Fyqieh mengatakan, beberapa trader percaya bahwa “Sell in May and Go Away” dapat diterapkan di pasar kripto untuk menghindari periode volatilitas tinggi atau penurunan harga yang sering terjadi selama musim panas.
“Selama musim panas, biasanya volume trading cenderung menurun karena banyak investor dan trader yang berlibur,” ucapnya.
Berdasarkan pantauan Validnews, berdasarkan data dari Coinmarketcap, kapitalisasi pasar kripto global adalah US$2,39 triliun atau turun 0,41% dari hari terakhir. Bitcoin pada pukul 16.44 WIB juga alami penurunan, 0,58% atau senilai US$66.279.
Putusan The Fed
Di sisi lain, Fyqieh mengatakan, pengumuman data ekonomi dan regulasi sering terjadi pada paruh pertama tahun, mempengaruhi sentimen pasar.
Seperti pada tahun ini, penurunan di bulan Juni lalu terjadi saat pengumuman Mt.

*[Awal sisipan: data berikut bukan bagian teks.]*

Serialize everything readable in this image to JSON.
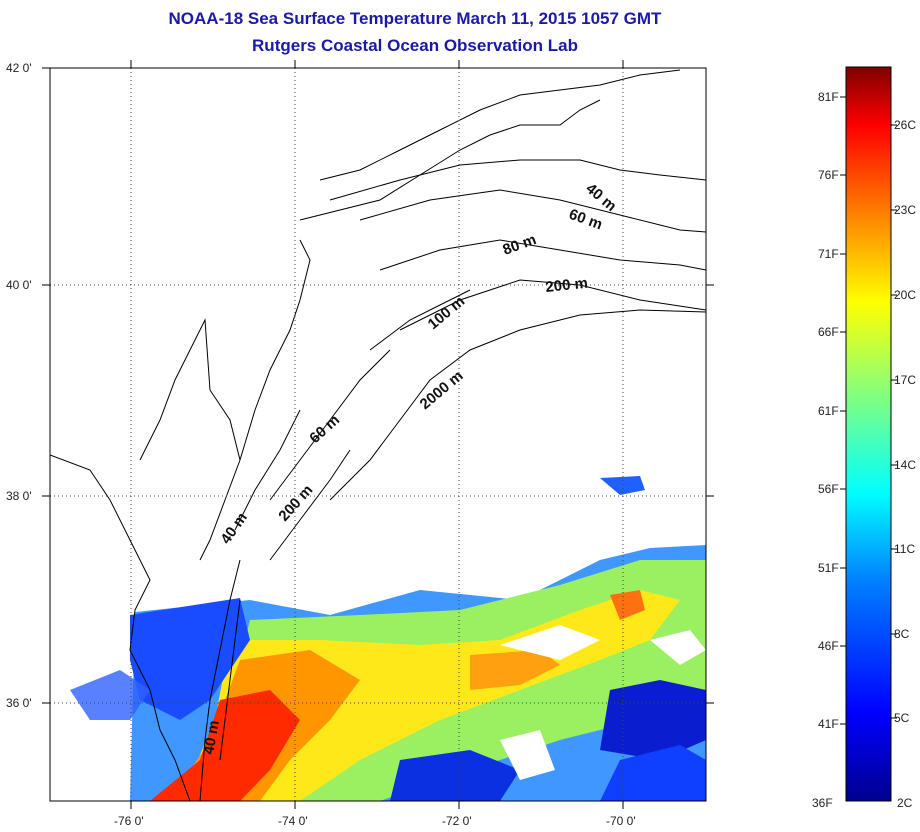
{
  "title": {
    "line1": "NOAA-18 Sea Surface Temperature March 11, 2015 1057 GMT",
    "line2": "Rutgers Coastal Ocean Observation Lab"
  },
  "map": {
    "lon_ticks": [
      "-76 0'",
      "-74 0'",
      "-72 0'",
      "-70 0'"
    ],
    "lat_ticks": [
      "42 0'",
      "40 0'",
      "38 0'",
      "36 0'"
    ],
    "grid_style": "dotted",
    "contours": [
      {
        "label": "40 m"
      },
      {
        "label": "60 m"
      },
      {
        "label": "80 m"
      },
      {
        "label": "100 m"
      },
      {
        "label": "200 m"
      },
      {
        "label": "2000 m"
      },
      {
        "label": "60 m"
      },
      {
        "label": "40 m"
      },
      {
        "label": "200 m"
      },
      {
        "label": "40 m"
      }
    ]
  },
  "colorbar": {
    "fahrenheit": [
      "81F",
      "76F",
      "71F",
      "66F",
      "61F",
      "56F",
      "51F",
      "46F",
      "41F",
      "36F"
    ],
    "celsius": [
      "26C",
      "23C",
      "20C",
      "17C",
      "14C",
      "11C",
      "8C",
      "5C",
      "2C"
    ],
    "colors": [
      "#00008f",
      "#0000ff",
      "#0080ff",
      "#00ffff",
      "#80ff80",
      "#ffff00",
      "#ff8000",
      "#ff0000",
      "#800000"
    ]
  }
}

Gox mengenai rencana untuk memulai pembayaran kembali BTC kepada kreditor mulai bulan Juli.
Selain itu, antisipasi The Fed yang akan menerapkan pemotongan suku bunga pada paruh kedua tahun ini juga mempengaruhi pasar, mengingat data ekonomi AS pada saat itu cenderung negatif.

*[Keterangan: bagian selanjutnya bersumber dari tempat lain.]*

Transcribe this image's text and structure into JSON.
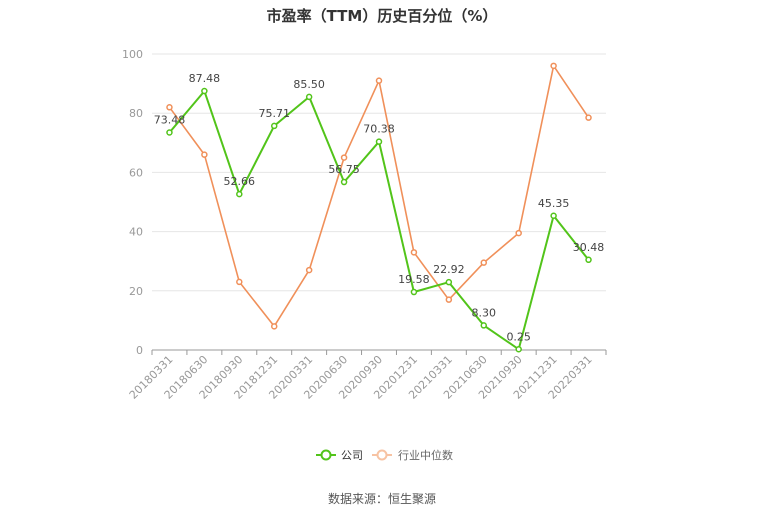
{
  "chart_data": {
    "type": "line",
    "title": "市盈率（TTM）历史百分位（%）",
    "xlabel": "",
    "ylabel": "",
    "ylim": [
      0,
      100
    ],
    "yticks": [
      0,
      20,
      40,
      60,
      80,
      100
    ],
    "grid": true,
    "legend_position": "bottom-center",
    "categories": [
      "20180331",
      "20180630",
      "20180930",
      "20181231",
      "20200331",
      "20200630",
      "20200930",
      "20201231",
      "20210331",
      "20210630",
      "20210930",
      "20211231",
      "20220331"
    ],
    "series": [
      {
        "name": "公司",
        "color": "#52c41a",
        "show_labels": true,
        "values": [
          73.48,
          87.48,
          52.66,
          75.71,
          85.5,
          56.75,
          70.38,
          19.58,
          22.92,
          8.3,
          0.25,
          45.35,
          30.48
        ],
        "labels": [
          "73.48",
          "87.48",
          "52.66",
          "75.71",
          "85.50",
          "56.75",
          "70.38",
          "19.58",
          "22.92",
          "8.30",
          "0.25",
          "45.35",
          "30.48"
        ]
      },
      {
        "name": "行业中位数",
        "color": "#f0905a",
        "show_labels": false,
        "values": [
          82,
          66,
          23,
          8,
          27,
          65,
          91,
          33,
          17,
          29.5,
          39.5,
          96,
          78.5
        ]
      }
    ]
  },
  "source_note": "数据来源：恒生聚源"
}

“Pemotongan suku bunga yang lebih rendah umumnya meningkatkan daya tarik aset yang lebih berisiko, termasuk kripto. Potensi pergeseran ekonomi makro yang menguntungkan akan menunjukkan tren bullish yang berkelanjutan di pasar kripto,” kata dia.
Baca Juga: Kominfo Blokir Sosmed Kripto Exchange Luar, Ini Tanggapan Pengamat
Senada, Fahmi mengatakan pertemuan pejabat Bank Sentral Amerika Serikat, The Fed, pada 31 Juli ini akan menjadi momen yang sangat diperhatikan oleh para pelaku pasar.
Pasalnya, Fahmi melihat adanya kemungkinan suku bunga tidak akan berubah, opini dan outlook para pejabat The Fed yang akan dipaparkan pada pertemuan tersebut akan menjadi petunjuk penting terkait arah kebijakan yang akan dibuat dalam beberapa bulan ke depan.
“Pasar telah berekspektasi bahwa penurunan suku bunga akan dimulai pada September nanti, sehingga, berkembangnya indikasi akan kemungkinan percepatan penurunan suku bunga akan berpotensi menjadi katalis positif yang cukup kuat, begitu juga sebaliknya,” imbuhnya.
Menariknya, keduanya melihat meskipun terdapat faktor-faktor yang menekan harga, beberapa analis memprediksi bahwa likuiditas yang kembali ke pasar kripto setelah musim panas dan kebijakan moneter yang lebih longgar dapat menjadi katalis utama untuk rebound harga Bitcoin di akhir tahun.
Prediksi Akhir Tahun
Lebih jauh, Fyqieh mengatakan, untuk semester II/2024 ini akan menarik dan penuh potensi untuk pasar kripto. Kemungkinan besar harga Bitcoin bisa mencapai nilai tertinggi sepanjang masa yang baru lagi di Q4 2024.
Proyeksi harga Bitcoin di akhir tahun dipengaruhi oleh berbagai faktor, termasuk potensi penurunan suku bunga The Fed, pemilu AS dan meningkatnya minat dari institusi keuangan besar, termasuk perdagangan ETF Bitcoin dan Ethereum.
“Prediksi di akhir tahun nanti, jika melihat Desember secara historis merupakan bulan yang bullish untuk pasar kripto, dengan Bitcoin diharapkan menerima likuiditas yang signifikan,” ucap Fyqieh.
Dia menuturkan, arus masuk ini dapat mendorong kenaikan substansial melampaui US$80.000, menarik investor dan trader baru dan modal segar.
“Sentimen pasar mungkin menjadi sangat optimis, mengantisipasi dimulainya bull run baru. Pada akhir bulan, peningkatan volatilitas dapat mendorong Bitcoin ke titik tertinggi sepanjang masa di atas US$82.000 atau sekitar Rp1,3 miliar,” imbuhnya.